On the leasing side, cloud-based technology companies can choose from two different kinds of leases: a capital lease or an operating lease. A capital lease is similar to a term loan, with interest and principal payments. After the completion of the lease term, ownership rights of the asset are transferred from the lessor to the lessee.
With an operating lease, also sometimes referred to as a true lease or a fair market value lease, the lessee has the option of purchasing the asset at the end of the lease term or simply returning it to the lessor. The lease payments are considered to be operating expenses so they are kept off of the balance sheet.
Which option is usually better for cloud-based technology companies?
Three Reasons Cloud Vendors Should Lease (Rather than Buy) Technology
An operating lease is usually the best option for equipment and asset acquisition by cloud-based technology corporations.
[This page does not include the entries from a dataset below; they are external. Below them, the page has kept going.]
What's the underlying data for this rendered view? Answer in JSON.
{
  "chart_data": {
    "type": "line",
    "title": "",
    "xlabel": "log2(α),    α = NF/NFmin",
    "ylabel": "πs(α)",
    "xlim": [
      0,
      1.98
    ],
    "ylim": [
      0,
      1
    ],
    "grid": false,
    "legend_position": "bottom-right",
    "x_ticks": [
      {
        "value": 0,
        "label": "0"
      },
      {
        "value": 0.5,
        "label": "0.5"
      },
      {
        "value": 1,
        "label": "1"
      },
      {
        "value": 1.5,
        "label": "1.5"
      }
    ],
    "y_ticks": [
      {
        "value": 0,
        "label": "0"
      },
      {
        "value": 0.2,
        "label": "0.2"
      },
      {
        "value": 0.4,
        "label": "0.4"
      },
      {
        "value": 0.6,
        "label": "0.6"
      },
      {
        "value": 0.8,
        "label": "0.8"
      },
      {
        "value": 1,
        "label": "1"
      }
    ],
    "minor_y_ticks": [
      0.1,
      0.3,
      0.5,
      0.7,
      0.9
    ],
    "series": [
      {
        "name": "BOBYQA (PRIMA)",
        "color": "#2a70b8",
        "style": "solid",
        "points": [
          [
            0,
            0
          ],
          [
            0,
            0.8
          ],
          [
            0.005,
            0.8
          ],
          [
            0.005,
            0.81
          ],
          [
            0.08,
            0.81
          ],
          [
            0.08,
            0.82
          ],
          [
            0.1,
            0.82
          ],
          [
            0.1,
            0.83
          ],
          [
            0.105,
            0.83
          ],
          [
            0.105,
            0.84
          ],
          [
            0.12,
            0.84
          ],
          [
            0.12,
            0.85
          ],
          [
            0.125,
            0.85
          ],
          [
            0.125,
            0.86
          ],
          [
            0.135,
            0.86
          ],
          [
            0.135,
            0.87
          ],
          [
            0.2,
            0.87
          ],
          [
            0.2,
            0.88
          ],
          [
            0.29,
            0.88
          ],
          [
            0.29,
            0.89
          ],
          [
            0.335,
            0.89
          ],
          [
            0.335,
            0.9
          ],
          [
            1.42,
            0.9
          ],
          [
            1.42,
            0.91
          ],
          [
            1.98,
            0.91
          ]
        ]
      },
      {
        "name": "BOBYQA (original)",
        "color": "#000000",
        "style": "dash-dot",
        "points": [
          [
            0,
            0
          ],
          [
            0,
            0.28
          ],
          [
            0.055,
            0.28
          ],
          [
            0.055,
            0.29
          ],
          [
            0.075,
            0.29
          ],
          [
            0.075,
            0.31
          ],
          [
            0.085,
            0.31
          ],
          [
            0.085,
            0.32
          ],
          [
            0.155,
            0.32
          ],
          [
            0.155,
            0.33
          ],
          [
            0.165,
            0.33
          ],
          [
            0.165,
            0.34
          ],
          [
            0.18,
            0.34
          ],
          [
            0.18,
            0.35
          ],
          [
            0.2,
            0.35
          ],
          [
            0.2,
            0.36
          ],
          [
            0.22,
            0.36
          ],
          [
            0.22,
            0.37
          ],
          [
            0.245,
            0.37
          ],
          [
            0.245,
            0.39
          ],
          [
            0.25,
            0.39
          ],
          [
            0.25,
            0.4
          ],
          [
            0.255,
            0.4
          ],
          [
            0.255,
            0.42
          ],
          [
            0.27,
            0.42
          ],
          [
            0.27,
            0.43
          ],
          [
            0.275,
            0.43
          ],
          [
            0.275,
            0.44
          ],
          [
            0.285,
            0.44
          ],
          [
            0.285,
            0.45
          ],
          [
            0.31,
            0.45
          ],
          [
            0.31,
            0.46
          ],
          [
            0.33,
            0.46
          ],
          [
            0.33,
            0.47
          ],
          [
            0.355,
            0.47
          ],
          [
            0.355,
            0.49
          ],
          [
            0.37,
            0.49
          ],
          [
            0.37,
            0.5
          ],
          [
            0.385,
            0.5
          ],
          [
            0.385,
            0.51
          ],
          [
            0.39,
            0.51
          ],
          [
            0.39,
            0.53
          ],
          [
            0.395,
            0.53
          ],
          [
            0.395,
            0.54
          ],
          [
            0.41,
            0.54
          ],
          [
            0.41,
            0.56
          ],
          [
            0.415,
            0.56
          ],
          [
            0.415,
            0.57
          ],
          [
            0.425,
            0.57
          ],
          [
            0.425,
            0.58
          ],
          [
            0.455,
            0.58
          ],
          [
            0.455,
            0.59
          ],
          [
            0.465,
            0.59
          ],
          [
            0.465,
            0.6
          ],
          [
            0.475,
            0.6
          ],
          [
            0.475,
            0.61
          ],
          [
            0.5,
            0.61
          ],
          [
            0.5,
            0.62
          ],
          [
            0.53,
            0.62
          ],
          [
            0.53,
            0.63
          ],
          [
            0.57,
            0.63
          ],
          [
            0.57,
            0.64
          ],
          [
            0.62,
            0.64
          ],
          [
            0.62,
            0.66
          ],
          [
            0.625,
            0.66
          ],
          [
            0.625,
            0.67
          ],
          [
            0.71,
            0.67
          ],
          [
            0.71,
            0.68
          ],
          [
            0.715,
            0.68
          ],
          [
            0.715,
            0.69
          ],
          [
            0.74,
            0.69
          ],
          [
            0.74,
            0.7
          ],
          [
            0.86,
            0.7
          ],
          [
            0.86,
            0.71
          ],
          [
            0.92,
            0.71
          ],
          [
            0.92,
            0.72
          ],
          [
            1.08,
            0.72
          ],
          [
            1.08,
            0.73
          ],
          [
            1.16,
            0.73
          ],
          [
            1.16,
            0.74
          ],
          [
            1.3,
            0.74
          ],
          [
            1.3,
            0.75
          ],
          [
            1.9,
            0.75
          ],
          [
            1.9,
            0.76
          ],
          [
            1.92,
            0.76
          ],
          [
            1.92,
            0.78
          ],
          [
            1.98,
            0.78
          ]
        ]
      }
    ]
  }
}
Here are three reasons why:
#1) Leasing Aligns Equipment and Asset Expenses with Revenue
Instead of shelling out millions of dollars in cash to pay for equipment and assets upfront, cloud-based technology corporations are able to spread out these expenditures over time via lease payments. This way, the cost of equipment and assets is more closely aligned with the income they are generating.
For example, instead of spending $2 million on a technology asset upfront, a company can spread the capital outlay out over several years by leasing – paying perhaps $60,000 per month. This will generate more free cash flow on a quarterly basis, which is what investors are looking for (see below).
#2) Leasing Generates Free Cash Flow
The best way for these businesses to generate free cash flow is by growing their revenue faster than their fixed costs. The stronger the cash flow, the higher the stock price. Put another way, every dollar that is spent on equipment and assets tomorrow instead of today adds value to the business from an investment standpoint.
As the example above illustrates, avoiding a $2 million upfront payment on a technology asset will significantly improve a corporation’s quarterly cash position. The further into the future corporations can push payment for technology assets, the higher the corporation’s current valuation will be. In other words, time becomes an ally.
#3) Leasing makes it easy for corporations to refresh their equipment and assets
It’s critical that cloud-based technology corporations have a “refresh mentality.” In other words, they need to be disciplined when it comes to updating high-tech equipment and assets that have reached the end of their useful life. The operating costs of using and maintaining obsolete equipment can be higher than the cost of the equipment itself.
Leasing makes refreshing old and obsolete equipment and assets easy. At the end of the lease term, lessees can simply return the equipment to the lessor and upgrade to newer equipment. This way they don’t get stuck with data centers full of obsolete equipment they have to try to sell for a fraction of what it cost them originally. Nor are they sinking money into assets that will only depreciate over time.
More Leasing Benefits
In addition, leasing is an environmentally friendly way to acquire assets and equipment. This is something that shareholders today are increasingly concerned about. When their equipment has become obsolete, cloud-based technology companies often can’t even give it away. Old technology equipment then must be discarded, often in ways that are harmful to the environment. Returning equipment to the lessor is a “green” solution to dealing with old, obsolete high-tech equipment.
Moore’s Law also applies here: It’s critical that cloud-based technology corporations maximize their processing power and data storage per square foot of real estate in their data centers. Leasing makes it easy for them to upgrade their high-tech assets to the most powerful and energy-efficient equipment at the end of the lease term. Operating infrastructure and data centers with the most modern and efficient high-tech equipment and assets increases profitability and minimizes the total cost of equipment ownership.
Finally, there are the data security benefits of refreshing old equipment that has reached the end of its useful life. Continuing to use outdated, obsolete equipment in data centers can pose a huge data security risk to cloud-based technology corporations as this equipment can be especially vulnerable to hackers. In fact, the devastating data breach that occurred a few years ago at Sony Pictures Entertainment was traced back to an old server that hackers compromised to steal employees’ personal information, corporate e-mails, executives’ salaries, copies of unreleased Sony films, and more.